Bir şeylerin kıymetini yok olduğunda fark etmek. Bunun sözlükte tek kelimelik bir anlamı olmalı. Kapıyı kapanınca görmek, kalbin ağrıyınca peşine düşmek, aşık olunca kuyruk sokumunda oluşan o hisle uyanmak. Bana mısın demeyen o kör düşünceler hala uyandırır beni sabaha doğru. Hep aynı saatlerde. Sabah ezanı sırasında. Sanki o an sadece ben ve müezzin ayakta. O söyler, ben dinlerim ucu iyice körleştirilmiş tığ gibi gırtlağından fırlayan ateş parçalarını.
Güneş'imi de kaybedince fark ettim işte. Gözlerimi açtığımda Işık'ın evindeydim. Uzayın bilinmeyen bir noktasındaydım aynı Dünya'da olduğum gibi. Herkes gibi. Tek fark Güneş yoktu. Uyandım ama hala semada her yer yıldızlarla aydınlatılmış haldeydi. Çocukken gece olunca "Allah ışıkları kapattı" derdim. O andaysa bana ışıklarını hiç açmıyordu sanki. Sadece göğe serptiği birkaç ateş böceğiyle beni oyalıyordu.
Yorgun bir şekilde kalktım yataktan. Her bilinmeyen bir durumda hissettiğim gibi kalbim kaçmak istercesine çarptı. Neden buradaydım? Burası ceza mıydı yoksa ödül mü? Işık'ı düşününce yine kuyruk sokumuma kadar oluşan o tuhaf ama zevk verici hissi içime çektim. Cezaysa bile bundan zevk alıyordum sanırım.
Başımı tavana kaldırıp burnumdan derin bir nefes aldım ve Işık'ı görmeden önce o içimde oluşan kaygan hissin keyfine varmaya çalıştım. Kalbimden bir fıskiye gibi ucunu kaçırarak içinde ki her duyguyu her yere fırlatıyordu. Karnım ağrıyordu. Karanlığı daha da arzuluyordum. Sonu ne olursa olsun bu eşsiz duyguyu yaşamayı bile nimet sayar oldum. Hem tehlike öncesi bir his hem de orgazm öncesi patlama anı gibi. Muhteşem bir karışım ve kalpte peyda olan dayanılmaz bir sızı. Deliriyor muydum acaba? Bir anda panikle kendime gelmeye başladım ama yere baktığımda ki o soğuk zeminin de Işık'a ait olduğunu fark ettim. Her yerde o varken ondan ve bu duygulardan nasıl kaçabilirdim ki? Var mıydı bunun formülü? İçimden bir his bunun tek yolunun burada olduğumu reddetmek yani delirmek olduğunu söylüyordu. Korkarak ayağa kalktım ve makyaj masasına yaklaştım.
Aynaya baktığımda yüzümün aldığı hal bile ne kadar berbat halde olduğumu gayet belli ediyordu. Muhtemelen Işık beni bu halde görse bir şey olduğunu düşünüp korkardı. Olmuştu da aslında.
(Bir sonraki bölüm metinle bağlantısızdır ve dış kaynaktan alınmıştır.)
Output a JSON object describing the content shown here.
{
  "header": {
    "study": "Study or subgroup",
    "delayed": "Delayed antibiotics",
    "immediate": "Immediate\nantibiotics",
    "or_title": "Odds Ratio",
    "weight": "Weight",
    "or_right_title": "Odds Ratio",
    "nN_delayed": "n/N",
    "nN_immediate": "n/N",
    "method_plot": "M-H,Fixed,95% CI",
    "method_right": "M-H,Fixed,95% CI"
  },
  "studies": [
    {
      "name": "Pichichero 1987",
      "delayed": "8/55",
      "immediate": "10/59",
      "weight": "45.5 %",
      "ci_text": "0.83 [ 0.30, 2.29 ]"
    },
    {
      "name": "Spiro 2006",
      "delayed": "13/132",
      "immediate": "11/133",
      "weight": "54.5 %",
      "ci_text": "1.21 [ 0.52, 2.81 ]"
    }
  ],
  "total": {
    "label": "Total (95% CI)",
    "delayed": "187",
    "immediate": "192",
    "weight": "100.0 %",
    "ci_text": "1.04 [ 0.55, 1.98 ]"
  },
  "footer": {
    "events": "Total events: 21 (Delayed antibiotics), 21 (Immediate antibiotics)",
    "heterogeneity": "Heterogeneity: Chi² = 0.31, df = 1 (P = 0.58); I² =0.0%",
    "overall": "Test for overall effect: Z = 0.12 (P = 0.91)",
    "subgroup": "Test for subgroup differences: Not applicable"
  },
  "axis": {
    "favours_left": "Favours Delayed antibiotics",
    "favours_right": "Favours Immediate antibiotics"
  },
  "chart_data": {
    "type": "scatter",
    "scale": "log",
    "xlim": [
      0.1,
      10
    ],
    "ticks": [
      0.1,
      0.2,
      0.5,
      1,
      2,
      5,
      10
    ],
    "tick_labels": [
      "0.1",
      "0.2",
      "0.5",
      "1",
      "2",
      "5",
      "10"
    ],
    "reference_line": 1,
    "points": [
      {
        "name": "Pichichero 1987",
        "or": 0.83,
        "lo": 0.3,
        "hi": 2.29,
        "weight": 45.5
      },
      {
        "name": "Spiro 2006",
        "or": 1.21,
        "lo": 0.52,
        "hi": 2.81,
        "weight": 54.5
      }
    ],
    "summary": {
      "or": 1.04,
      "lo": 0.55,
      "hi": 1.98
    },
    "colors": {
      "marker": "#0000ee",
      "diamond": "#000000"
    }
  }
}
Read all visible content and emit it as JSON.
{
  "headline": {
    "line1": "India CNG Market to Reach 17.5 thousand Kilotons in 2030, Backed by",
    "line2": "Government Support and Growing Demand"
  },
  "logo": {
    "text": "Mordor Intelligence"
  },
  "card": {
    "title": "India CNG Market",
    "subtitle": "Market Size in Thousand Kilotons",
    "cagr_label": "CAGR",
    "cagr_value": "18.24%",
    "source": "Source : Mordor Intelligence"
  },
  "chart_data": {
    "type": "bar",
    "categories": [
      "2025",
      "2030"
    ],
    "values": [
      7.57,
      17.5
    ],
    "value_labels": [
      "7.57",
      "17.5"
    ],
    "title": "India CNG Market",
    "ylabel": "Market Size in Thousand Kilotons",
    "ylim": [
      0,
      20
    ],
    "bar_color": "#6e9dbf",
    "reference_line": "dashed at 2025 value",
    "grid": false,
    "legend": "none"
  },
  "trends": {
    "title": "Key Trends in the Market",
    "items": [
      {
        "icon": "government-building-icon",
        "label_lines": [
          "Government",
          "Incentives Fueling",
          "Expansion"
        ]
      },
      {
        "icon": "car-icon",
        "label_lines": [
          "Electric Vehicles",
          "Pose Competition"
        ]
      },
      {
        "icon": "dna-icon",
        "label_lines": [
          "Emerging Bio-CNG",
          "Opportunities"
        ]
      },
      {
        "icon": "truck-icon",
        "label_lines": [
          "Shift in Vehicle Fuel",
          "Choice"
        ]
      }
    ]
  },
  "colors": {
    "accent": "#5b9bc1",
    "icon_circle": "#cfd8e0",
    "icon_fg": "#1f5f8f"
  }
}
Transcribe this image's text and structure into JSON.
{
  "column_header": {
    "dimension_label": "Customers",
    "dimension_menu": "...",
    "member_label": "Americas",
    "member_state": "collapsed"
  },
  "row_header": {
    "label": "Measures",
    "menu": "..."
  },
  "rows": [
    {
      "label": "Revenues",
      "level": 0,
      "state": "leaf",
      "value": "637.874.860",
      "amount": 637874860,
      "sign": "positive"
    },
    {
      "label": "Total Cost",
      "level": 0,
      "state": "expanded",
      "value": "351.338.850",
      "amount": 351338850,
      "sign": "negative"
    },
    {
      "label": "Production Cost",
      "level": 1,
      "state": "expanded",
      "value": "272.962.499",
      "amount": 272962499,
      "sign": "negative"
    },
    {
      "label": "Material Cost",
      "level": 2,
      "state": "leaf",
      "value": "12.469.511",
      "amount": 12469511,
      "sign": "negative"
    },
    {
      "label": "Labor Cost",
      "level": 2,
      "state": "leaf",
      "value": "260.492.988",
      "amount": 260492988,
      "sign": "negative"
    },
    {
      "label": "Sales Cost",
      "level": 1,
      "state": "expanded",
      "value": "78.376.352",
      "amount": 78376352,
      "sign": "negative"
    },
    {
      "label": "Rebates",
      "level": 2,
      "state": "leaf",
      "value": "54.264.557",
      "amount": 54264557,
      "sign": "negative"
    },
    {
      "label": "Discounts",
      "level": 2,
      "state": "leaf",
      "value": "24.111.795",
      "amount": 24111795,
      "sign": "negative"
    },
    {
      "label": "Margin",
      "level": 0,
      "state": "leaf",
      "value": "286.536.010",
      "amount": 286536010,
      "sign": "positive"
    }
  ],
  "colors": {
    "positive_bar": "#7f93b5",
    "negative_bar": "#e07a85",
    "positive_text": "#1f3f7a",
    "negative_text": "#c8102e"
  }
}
Dağılmış saçlarımı titreyen sol elimle geriye attım ve aynaya bakmaya devam ettim. Daha iyi gözükmek isterdim. Aslında Işık gibi güzel olmak isterdim. O zaman öz güvenim her yeri yakıp geçerdi. Sanırım onu kıskanıyordum. Onun gibi güzel görünmek ve herkesi kendime hayran bırakmak istiyordum. Acaba kendisinin farkında mıydı? Umutsuzca aynadan uzaklaştım ve odanın kapısına baktım. Ayak sesleri geliyordu. Işık ayakta olmalıydı. Başımı eğip derin bir nefes almaya çalıştım. Karşısına nasıl çıkacaktım şimdi?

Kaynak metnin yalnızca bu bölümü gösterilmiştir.